Benedykt XVI dziś przyleciał z Jordanii do Izraela. Komentatorzy zgodnie
podkreślają, że w Tel Awiwie rozpoczęła się najtrudniejsza podróż apostolska
jego pontyfikatu.
Hołd ofiarom Holokaustu
Dziś Benedykt XVI odwiedzi Yad Vashem. W tym najważniejszym ośrodku upamiętniającym Holokaust wygłosi przemówienie. „Gazeta Wyborcza” przypomina, że jeszcze w zeszłym roku ojciec Peter Gumpel, promotor beatyfikacji Piusa XII, którego Żydzi oskarżanego o publiczne milczenie wobec Zagłady i nazizmu zapewniał, że Ojciec Święty nie pojedzie do Jerozolimy, jeśli nie zostanie usunięta z muzeum tabliczka zawierająca krytyczne treści na temat Piusa XII.
Tymczasem Benedykt XVI odda w instytucie Yad Vashem hołd zamordowanym Żydom, ale nie będzie zwiedzał wystawy i tym samym nie natknie się na kontrowersyjną tablicę.
Ojciec Święty w czasie swojej podróży będzie starał się również poprawić stosunki z Żydami nadszarpnięte zdjęciem ekskomuniki z biskupów lefebrystów, wśród których był m.in. negujący Holokaust bp Williamson.
Sukces po pierwszym etapie?
Media, a także zlaicyzowane izraelskie społeczeństwo, niewiele uwagi poświęcają duchowemu wymiarowi pielgrzymki, który dla papieża i niewielkiej wspólnoty katolików zamieszkujących Ziemię Świętą jest najważniejszy. Benedykt XVI na pewno będzie się starał, by polityka przypadkiem nie przyćmiła jego wizyty – przekonuje „Polska”.

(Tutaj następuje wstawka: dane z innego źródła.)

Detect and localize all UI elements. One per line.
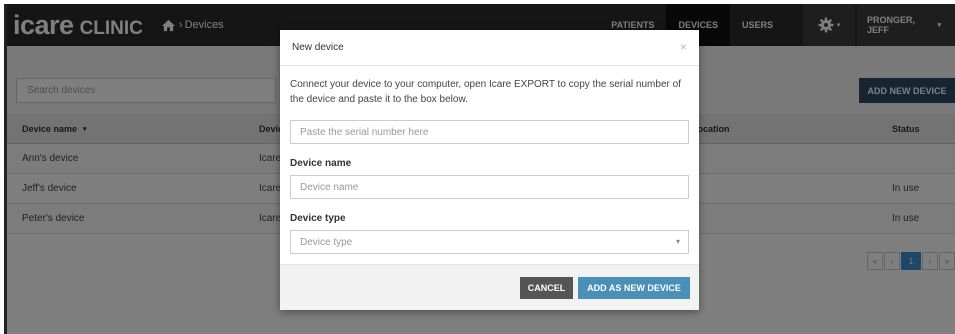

Dotychczas – jak skomentował na łamach „Rzeczypospolitej” Daud Kuttab, palestyński intelektualista mieszkający w Jordanii – pielgrzymka jest wielkim sukcesem. Podkreśla on głównie prestiżowy charakter wizyty Ojca Świętego w Jordanii. Zapewnia, że wizerunek pierwszego odwiedzonego podczas bliskowschodniej podróży Ojca Świętego kraju, wiele zyskał. Jordańczycy spodziewają się teraz większego zainteresowania turystów krajem, w którym również są miejsca święte.
Daud Kuttab zwrócił też uwagę na polityczne korzyści. Wzmocnił się bowiem wizerunek króla Abdullaha II jako umiarkowanego i rozsądnego przywódcy nie mającego nic wspólnego z arabskimi dyktatorami wspierającymi fundamentalistów.
Podsumowując stwierdził, że zawsze znajdą się tacy, którzy chcą wprowadzić niepokój. Krytykują papież, że nie przeprosił za wykład z 2006 r. i nie powiedział nic na temat cierpień Palestyńczyków, a także wszedł w butach do meczetu. To jednak – jak uważa Kuttab – są sprawy trzeciorzędne.